Berau masih memiliki banyak potensi dan kesempatan penambahan jumlah emisi karbon dengan catatan setiap desa yang ada di Berau dengan hutan tutupan seluas 500 hektare tetap terjaga. Tutupan hutan tersebut yang menjadi indikator utama, dalam penilaian wilayah yang laik mendapat bantuan.

Selanjutnya, akan ada wilayah baru yang akan dapat aliran dana segar dalam program emisi karbon tersebut. Dengan catatan memiliki syarat hutan tutupan seluas 500 hektare.

“Untuk penyaluran selanjutnya juga masing-masing desa akan digunakan parameter,” ujarnya.

Adapun parameter penerima dana emisi karbon di Indonesia, diantaranya; pembiayaan aksi, penurunan angka deforestasi, tata ruang desa yang memuat arahan kebijakan mitigasi perubahan iklim.

Kemudian, Rencana Pembangunan Jangka Menengah Desa (RPJMD) mesti memuat program perubahan iklim.
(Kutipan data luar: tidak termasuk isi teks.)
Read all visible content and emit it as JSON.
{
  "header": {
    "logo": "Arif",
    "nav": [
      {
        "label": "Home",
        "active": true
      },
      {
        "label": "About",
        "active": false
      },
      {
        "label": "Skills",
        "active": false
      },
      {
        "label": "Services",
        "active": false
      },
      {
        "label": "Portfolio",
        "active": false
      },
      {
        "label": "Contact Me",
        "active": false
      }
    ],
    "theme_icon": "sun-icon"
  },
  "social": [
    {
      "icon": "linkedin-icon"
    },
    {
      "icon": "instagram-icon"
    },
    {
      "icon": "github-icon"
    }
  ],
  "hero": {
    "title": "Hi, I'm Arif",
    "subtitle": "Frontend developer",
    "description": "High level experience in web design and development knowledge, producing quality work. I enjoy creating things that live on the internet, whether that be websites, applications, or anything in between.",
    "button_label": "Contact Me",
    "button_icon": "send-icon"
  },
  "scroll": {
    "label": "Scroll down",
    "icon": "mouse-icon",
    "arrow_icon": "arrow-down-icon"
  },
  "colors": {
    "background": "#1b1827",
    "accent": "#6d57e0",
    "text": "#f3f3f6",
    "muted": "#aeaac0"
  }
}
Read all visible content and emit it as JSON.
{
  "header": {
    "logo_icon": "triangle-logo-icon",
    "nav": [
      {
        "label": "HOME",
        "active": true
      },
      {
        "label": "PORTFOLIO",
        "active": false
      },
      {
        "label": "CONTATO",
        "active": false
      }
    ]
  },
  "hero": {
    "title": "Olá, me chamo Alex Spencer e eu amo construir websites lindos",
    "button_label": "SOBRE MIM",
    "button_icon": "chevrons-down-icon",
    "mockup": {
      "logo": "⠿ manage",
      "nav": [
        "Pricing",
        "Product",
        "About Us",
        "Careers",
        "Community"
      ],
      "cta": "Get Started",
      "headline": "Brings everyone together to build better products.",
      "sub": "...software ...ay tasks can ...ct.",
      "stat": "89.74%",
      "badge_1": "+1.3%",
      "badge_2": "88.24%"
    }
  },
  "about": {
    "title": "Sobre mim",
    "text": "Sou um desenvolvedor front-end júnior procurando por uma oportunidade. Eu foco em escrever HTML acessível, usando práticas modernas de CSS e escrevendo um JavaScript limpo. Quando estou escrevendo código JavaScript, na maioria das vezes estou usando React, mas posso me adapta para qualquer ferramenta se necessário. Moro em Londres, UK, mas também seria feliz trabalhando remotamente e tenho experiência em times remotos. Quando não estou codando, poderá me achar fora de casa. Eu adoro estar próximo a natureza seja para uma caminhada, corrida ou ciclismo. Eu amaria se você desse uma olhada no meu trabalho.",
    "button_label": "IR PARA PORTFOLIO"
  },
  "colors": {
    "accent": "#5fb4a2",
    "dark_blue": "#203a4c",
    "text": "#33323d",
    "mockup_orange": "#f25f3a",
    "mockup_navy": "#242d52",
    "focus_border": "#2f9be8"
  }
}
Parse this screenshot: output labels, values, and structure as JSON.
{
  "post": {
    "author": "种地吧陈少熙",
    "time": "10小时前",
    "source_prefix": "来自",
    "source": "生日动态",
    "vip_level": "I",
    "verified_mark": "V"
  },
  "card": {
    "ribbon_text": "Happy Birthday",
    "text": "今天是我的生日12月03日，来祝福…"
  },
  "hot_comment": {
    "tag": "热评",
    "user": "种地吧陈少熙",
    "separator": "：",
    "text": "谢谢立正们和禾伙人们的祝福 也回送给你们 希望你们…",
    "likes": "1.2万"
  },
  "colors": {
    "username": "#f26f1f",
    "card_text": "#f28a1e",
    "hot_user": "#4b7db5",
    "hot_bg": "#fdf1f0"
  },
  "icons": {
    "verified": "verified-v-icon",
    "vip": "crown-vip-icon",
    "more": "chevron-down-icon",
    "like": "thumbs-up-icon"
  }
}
Terakhir, peran lembaga kehutanan dan pengelolaan sumber daya alam (SDA).

Iman Satria, menyatakan pada penyaluran bantuan tahap satu tahun ini akan menjadi ukuran pusat selanjutnya.

Dalam artian, setiap progres dan capaian keberhasilan dari program tersebut dapat diejawantahkan dalam keberhasilan menekan emisi karbon.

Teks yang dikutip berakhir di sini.